Допрос проходил натянуто. Ковалев отвечал на все мои вопросы, но ощущение было такое, что существенная часть айсберга так и остается скрытой под водой.
– Как давно Вы знакомы с Вальевой Екатериной? – спрашивала я.
– С детства, – отвечал Ковалев, – если Вы помните, мы были соседями…
– В каких Вы отношениях с Вашей бывшей соседкой? – продолжала я.
– В дружеских, – монотонно вторил себе Ковалев.
– А мне известно, что Вы питали к ней иные чувства, – настаивала я.
– Какие? – теперь уже Ковалев вопрошал ко мне.
– Вы были в нее влюблены? – уточняла я.
– Я и сейчас ее люблю, только она никогда не питала ко мне подобных чувств… Я, что называется, герой не ее романа…
– А, кто ее герой? – не унималась я.
– Не знаю, – утверждал Ковалев, а я чувствовала, что знает, но не скажет.
– А как давно Вы были знакомы с Вальевым Валерием? – продолжала я допрос, переведя его на другую фигуру.
– Со школы… Мы учились в одном классе.
– А также – вместе с Катей Вальевой, в девичестве – Ивановой?
– Да, – спокойно соглашался мой свидетель.
– Валерию она тоже нравилась?
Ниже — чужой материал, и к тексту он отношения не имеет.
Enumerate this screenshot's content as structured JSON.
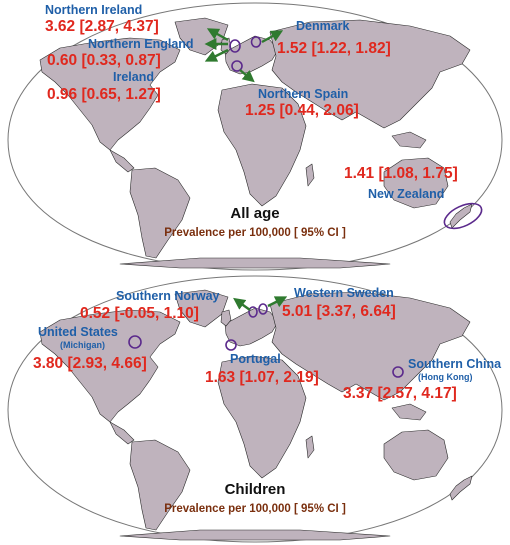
{
  "colors": {
    "land": "#bfb3bd",
    "coast": "#2a2a2a",
    "ocean": "#ffffff",
    "frame": "#777777",
    "region_label": "#1f5fa8",
    "value_label": "#e0281e",
    "caption": "#7a2f0e",
    "marker": "#5b2a8c",
    "arrow": "#2f7a2f"
  },
  "panels": [
    {
      "title": "All age",
      "caption": "Prevalence per 100,000 [ 95% CI ]",
      "regions": [
        {
          "name": "Northern Ireland",
          "value": "3.62 [2.87, 4.37]"
        },
        {
          "name": "Northern England",
          "value": "0.60 [0.33, 0.87]"
        },
        {
          "name": "Ireland",
          "value": "0.96 [0.65, 1.27]"
        },
        {
          "name": "Denmark",
          "value": "1.52 [1.22, 1.82]"
        },
        {
          "name": "Northern Spain",
          "value": "1.25 [0.44, 2.06]"
        },
        {
          "name": "New Zealand",
          "value": "1.41 [1.08, 1.75]"
        }
      ]
    },
    {
      "title": "Children",
      "caption": "Prevalence per 100,000 [ 95% CI ]",
      "regions": [
        {
          "name": "Southern Norway",
          "value": "0.52 [-0.05, 1.10]"
        },
        {
          "name": "Western Sweden",
          "value": "5.01 [3.37, 6.64]"
        },
        {
          "name": "United States",
          "sub": "(Michigan)",
          "value": "3.80 [2.93, 4.66]"
        },
        {
          "name": "Portugal",
          "value": "1.63 [1.07, 2.19]"
        },
        {
          "name": "Southern China",
          "sub": "(Hong Kong)",
          "value": "3.37 [2.57, 4.17]"
        }
      ]
    }
  ]
}
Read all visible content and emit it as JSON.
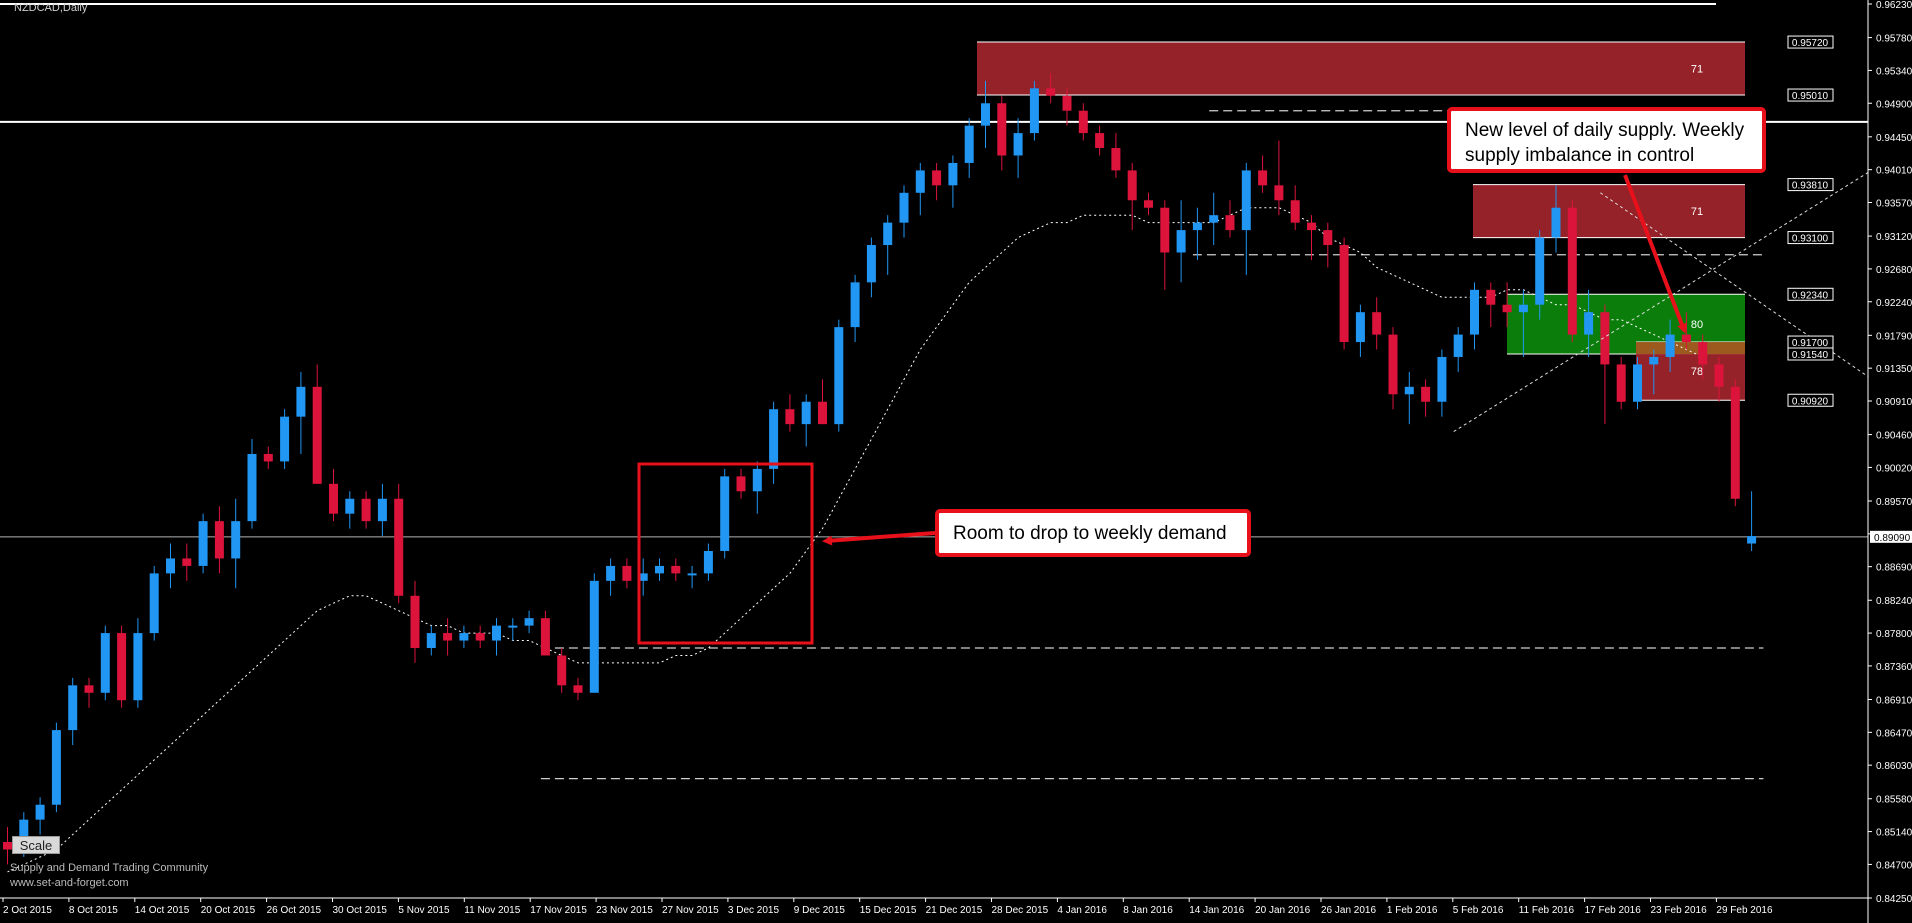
{
  "chart_title": "NZDCAD,Daily",
  "chart_data": {
    "type": "candlestick",
    "symbol": "NZDCAD",
    "timeframe": "Daily",
    "ylim": [
      0.8425,
      0.9623
    ],
    "price_ticks": [
      "0.96230",
      "0.95780",
      "0.95340",
      "0.94900",
      "0.94450",
      "0.94010",
      "0.93570",
      "0.93120",
      "0.92680",
      "0.92240",
      "0.91790",
      "0.91350",
      "0.90910",
      "0.90460",
      "0.90020",
      "0.89570",
      "0.89130",
      "0.88690",
      "0.88240",
      "0.87800",
      "0.87360",
      "0.86910",
      "0.86470",
      "0.86030",
      "0.85580",
      "0.85140",
      "0.84700",
      "0.84250"
    ],
    "date_labels": [
      "2 Oct 2015",
      "8 Oct 2015",
      "14 Oct 2015",
      "20 Oct 2015",
      "26 Oct 2015",
      "30 Oct 2015",
      "5 Nov 2015",
      "11 Nov 2015",
      "17 Nov 2015",
      "23 Nov 2015",
      "27 Nov 2015",
      "3 Dec 2015",
      "9 Dec 2015",
      "15 Dec 2015",
      "21 Dec 2015",
      "28 Dec 2015",
      "4 Jan 2016",
      "8 Jan 2016",
      "14 Jan 2016",
      "20 Jan 2016",
      "26 Jan 2016",
      "1 Feb 2016",
      "5 Feb 2016",
      "11 Feb 2016",
      "17 Feb 2016",
      "23 Feb 2016",
      "29 Feb 2016"
    ],
    "candles": [
      [
        0.85,
        0.852,
        0.847,
        0.849
      ],
      [
        0.849,
        0.854,
        0.848,
        0.853
      ],
      [
        0.853,
        0.856,
        0.851,
        0.855
      ],
      [
        0.855,
        0.866,
        0.854,
        0.865
      ],
      [
        0.865,
        0.872,
        0.863,
        0.871
      ],
      [
        0.871,
        0.872,
        0.868,
        0.87
      ],
      [
        0.87,
        0.879,
        0.869,
        0.878
      ],
      [
        0.878,
        0.879,
        0.868,
        0.869
      ],
      [
        0.869,
        0.88,
        0.868,
        0.878
      ],
      [
        0.878,
        0.887,
        0.877,
        0.886
      ],
      [
        0.886,
        0.89,
        0.884,
        0.888
      ],
      [
        0.888,
        0.89,
        0.885,
        0.887
      ],
      [
        0.887,
        0.894,
        0.886,
        0.893
      ],
      [
        0.893,
        0.895,
        0.886,
        0.888
      ],
      [
        0.888,
        0.896,
        0.884,
        0.893
      ],
      [
        0.893,
        0.904,
        0.892,
        0.902
      ],
      [
        0.902,
        0.903,
        0.9,
        0.901
      ],
      [
        0.901,
        0.908,
        0.9,
        0.907
      ],
      [
        0.907,
        0.913,
        0.902,
        0.911
      ],
      [
        0.911,
        0.914,
        0.898,
        0.898
      ],
      [
        0.898,
        0.9,
        0.893,
        0.894
      ],
      [
        0.894,
        0.897,
        0.892,
        0.896
      ],
      [
        0.896,
        0.897,
        0.892,
        0.893
      ],
      [
        0.893,
        0.898,
        0.891,
        0.896
      ],
      [
        0.896,
        0.898,
        0.882,
        0.883
      ],
      [
        0.883,
        0.885,
        0.874,
        0.876
      ],
      [
        0.876,
        0.879,
        0.875,
        0.878
      ],
      [
        0.878,
        0.88,
        0.875,
        0.877
      ],
      [
        0.877,
        0.879,
        0.876,
        0.878
      ],
      [
        0.878,
        0.879,
        0.876,
        0.877
      ],
      [
        0.877,
        0.88,
        0.875,
        0.879
      ],
      [
        0.879,
        0.88,
        0.877,
        0.879
      ],
      [
        0.879,
        0.881,
        0.878,
        0.88
      ],
      [
        0.88,
        0.881,
        0.875,
        0.875
      ],
      [
        0.875,
        0.876,
        0.87,
        0.871
      ],
      [
        0.871,
        0.872,
        0.869,
        0.87
      ],
      [
        0.87,
        0.886,
        0.87,
        0.885
      ],
      [
        0.885,
        0.888,
        0.883,
        0.887
      ],
      [
        0.887,
        0.888,
        0.884,
        0.885
      ],
      [
        0.885,
        0.888,
        0.883,
        0.886
      ],
      [
        0.886,
        0.888,
        0.885,
        0.887
      ],
      [
        0.887,
        0.888,
        0.885,
        0.886
      ],
      [
        0.886,
        0.887,
        0.884,
        0.886
      ],
      [
        0.886,
        0.89,
        0.885,
        0.889
      ],
      [
        0.889,
        0.9,
        0.888,
        0.899
      ],
      [
        0.899,
        0.9,
        0.896,
        0.897
      ],
      [
        0.897,
        0.901,
        0.894,
        0.9
      ],
      [
        0.9,
        0.909,
        0.898,
        0.908
      ],
      [
        0.908,
        0.91,
        0.905,
        0.906
      ],
      [
        0.906,
        0.91,
        0.903,
        0.909
      ],
      [
        0.909,
        0.912,
        0.906,
        0.906
      ],
      [
        0.906,
        0.92,
        0.905,
        0.919
      ],
      [
        0.919,
        0.926,
        0.917,
        0.925
      ],
      [
        0.925,
        0.931,
        0.923,
        0.93
      ],
      [
        0.93,
        0.934,
        0.926,
        0.933
      ],
      [
        0.933,
        0.938,
        0.931,
        0.937
      ],
      [
        0.937,
        0.941,
        0.934,
        0.94
      ],
      [
        0.94,
        0.941,
        0.936,
        0.938
      ],
      [
        0.938,
        0.942,
        0.935,
        0.941
      ],
      [
        0.941,
        0.947,
        0.939,
        0.946
      ],
      [
        0.946,
        0.952,
        0.943,
        0.949
      ],
      [
        0.949,
        0.95,
        0.94,
        0.942
      ],
      [
        0.942,
        0.947,
        0.939,
        0.945
      ],
      [
        0.945,
        0.952,
        0.944,
        0.951
      ],
      [
        0.951,
        0.953,
        0.949,
        0.95
      ],
      [
        0.95,
        0.951,
        0.946,
        0.948
      ],
      [
        0.948,
        0.949,
        0.944,
        0.945
      ],
      [
        0.945,
        0.946,
        0.942,
        0.943
      ],
      [
        0.943,
        0.945,
        0.939,
        0.94
      ],
      [
        0.94,
        0.941,
        0.932,
        0.936
      ],
      [
        0.936,
        0.937,
        0.934,
        0.935
      ],
      [
        0.935,
        0.936,
        0.924,
        0.929
      ],
      [
        0.929,
        0.936,
        0.925,
        0.932
      ],
      [
        0.932,
        0.935,
        0.928,
        0.933
      ],
      [
        0.933,
        0.937,
        0.93,
        0.934
      ],
      [
        0.934,
        0.936,
        0.931,
        0.932
      ],
      [
        0.932,
        0.941,
        0.926,
        0.94
      ],
      [
        0.94,
        0.942,
        0.937,
        0.938
      ],
      [
        0.938,
        0.944,
        0.934,
        0.936
      ],
      [
        0.936,
        0.938,
        0.932,
        0.933
      ],
      [
        0.933,
        0.934,
        0.928,
        0.932
      ],
      [
        0.932,
        0.933,
        0.927,
        0.93
      ],
      [
        0.93,
        0.931,
        0.916,
        0.917
      ],
      [
        0.917,
        0.922,
        0.915,
        0.921
      ],
      [
        0.921,
        0.923,
        0.916,
        0.918
      ],
      [
        0.918,
        0.919,
        0.908,
        0.91
      ],
      [
        0.91,
        0.913,
        0.906,
        0.911
      ],
      [
        0.911,
        0.912,
        0.907,
        0.909
      ],
      [
        0.909,
        0.916,
        0.907,
        0.915
      ],
      [
        0.915,
        0.919,
        0.913,
        0.918
      ],
      [
        0.918,
        0.925,
        0.916,
        0.924
      ],
      [
        0.924,
        0.925,
        0.919,
        0.922
      ],
      [
        0.922,
        0.925,
        0.919,
        0.921
      ],
      [
        0.921,
        0.924,
        0.915,
        0.922
      ],
      [
        0.922,
        0.932,
        0.92,
        0.931
      ],
      [
        0.931,
        0.938,
        0.929,
        0.935
      ],
      [
        0.935,
        0.936,
        0.917,
        0.918
      ],
      [
        0.918,
        0.924,
        0.915,
        0.921
      ],
      [
        0.921,
        0.922,
        0.906,
        0.914
      ],
      [
        0.914,
        0.915,
        0.908,
        0.909
      ],
      [
        0.909,
        0.915,
        0.908,
        0.914
      ],
      [
        0.914,
        0.916,
        0.91,
        0.915
      ],
      [
        0.915,
        0.92,
        0.913,
        0.918
      ],
      [
        0.918,
        0.921,
        0.916,
        0.917
      ],
      [
        0.917,
        0.918,
        0.912,
        0.914
      ],
      [
        0.914,
        0.915,
        0.909,
        0.911
      ],
      [
        0.911,
        0.912,
        0.895,
        0.896
      ],
      [
        0.89,
        0.897,
        0.889,
        0.891
      ]
    ],
    "moving_average": [
      0.846,
      0.847,
      0.848,
      0.849,
      0.851,
      0.853,
      0.855,
      0.857,
      0.859,
      0.861,
      0.863,
      0.865,
      0.867,
      0.869,
      0.871,
      0.873,
      0.875,
      0.877,
      0.879,
      0.881,
      0.882,
      0.883,
      0.883,
      0.882,
      0.881,
      0.88,
      0.879,
      0.879,
      0.878,
      0.878,
      0.878,
      0.877,
      0.877,
      0.876,
      0.875,
      0.874,
      0.874,
      0.874,
      0.874,
      0.874,
      0.874,
      0.875,
      0.875,
      0.876,
      0.878,
      0.88,
      0.882,
      0.884,
      0.886,
      0.889,
      0.892,
      0.896,
      0.9,
      0.904,
      0.908,
      0.912,
      0.916,
      0.919,
      0.922,
      0.925,
      0.927,
      0.929,
      0.931,
      0.932,
      0.933,
      0.933,
      0.934,
      0.934,
      0.934,
      0.934,
      0.933,
      0.933,
      0.933,
      0.933,
      0.933,
      0.934,
      0.935,
      0.935,
      0.935,
      0.934,
      0.933,
      0.931,
      0.93,
      0.929,
      0.927,
      0.926,
      0.925,
      0.924,
      0.923,
      0.923,
      0.923,
      0.923,
      0.924,
      0.924,
      0.923,
      0.922,
      0.922,
      0.921,
      0.92,
      0.92,
      0.919,
      0.918,
      0.917,
      0.916,
      0.915
    ],
    "horizontal_lines": [
      0.9623,
      0.9465,
      0.8909
    ],
    "dashed_levels": [
      {
        "price": 0.9287,
        "from_index": 73,
        "to_index": 108
      },
      {
        "price": 0.876,
        "from_index": 33,
        "to_index": 108
      },
      {
        "price": 0.8585,
        "from_index": 33,
        "to_index": 108
      },
      {
        "price": 0.948,
        "from_index": 74,
        "to_index": 94
      }
    ],
    "zones": [
      {
        "type": "supply",
        "top": 0.9572,
        "bottom": 0.9501,
        "label": "71",
        "color": "#a4262c"
      },
      {
        "type": "supply",
        "top": 0.9381,
        "bottom": 0.931,
        "label": "71",
        "color": "#a4262c"
      },
      {
        "type": "demand",
        "top": 0.9234,
        "bottom": 0.9154,
        "label": "80",
        "color": "#0b7d0b"
      },
      {
        "type": "supply",
        "top": 0.917,
        "bottom": 0.9092,
        "label": "78",
        "color": "#a4262c"
      }
    ],
    "zone_price_tags": [
      "0.95720",
      "0.95010",
      "0.93810",
      "0.93100",
      "0.92340",
      "0.91700",
      "0.91540",
      "0.90920"
    ],
    "current_price_tag": "0.89090",
    "trendlines": [
      {
        "from": [
          89,
          0.905
        ],
        "to": [
          130,
          0.961
        ]
      },
      {
        "from": [
          98,
          0.937
        ],
        "to": [
          130,
          0.889
        ]
      }
    ],
    "colors": {
      "bull": "#2196f3",
      "bear": "#dc143c",
      "grid": "#ffffff",
      "accent": "#e8101a"
    }
  },
  "annotations": {
    "demand_note": "Room to drop to weekly demand",
    "supply_note": "New level of daily supply. Weekly supply imbalance in control"
  },
  "ui": {
    "scale_button": "Scale",
    "watermark_line1": "Supply and Demand Trading Community",
    "watermark_line2": "www.set-and-forget.com"
  }
}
Уже тогда, в школе? – ворошила я это любовное белье.
– Она многим нравилась, – отвечал обобщенно Ковалев.
– Кажется, я назвала конкретную личность, – настаивала я на своем вопросе.
– Да, он пытался ухаживать за ней, – был вынужден ответить Ковалев Игорек, как называла его моя подруга Марго.
– А что Катя? Она принимала эти ухаживания? – с нажимом задавала я свои вопросы.
– Нет, она их отклоняла.
– Почему в таком случае она, в конце концов, вышла замуж за Вальева?
– Об этом лучше спросить у нее самой, – уходил от ответа мой допрашиваемый.
– А Вы как думаете? – не обращала я внимание на его советы.
Молчание и, наконец, очередное уклонение:
– Никак не думаю.
– Девушка, которую Вы любите, выходит замуж, а Вы себе не задаете вопроса, почему? Не верю! – жестко резюмирую я.
– А мы с Вами не в театре! И Вы не Станиславский! – Ковалев вскрикнул так энергично, что от неожиданности я чуть не подпрыгнула на стуле.
Кажется, я его достала своими дотошными вопросами о любви! Чего мне и требовалось. Ура! Маленькая победа. Теперь, нервничая, он будет допускать ошибки и, возможно, мне удастся подловить его на противоречиях.
Глазки Ковалева забегали, и я вспомнила, как об этих бегающих глазах с подозрением говорил мне Игорь Якименко в ночь тех злосчастных убийств и самоубийства. Самоубийства ли?
– А что Вы так занервничали? – спокойно продолжила я допрос. – Скажите, Вы ревновали Катю к Вальеву?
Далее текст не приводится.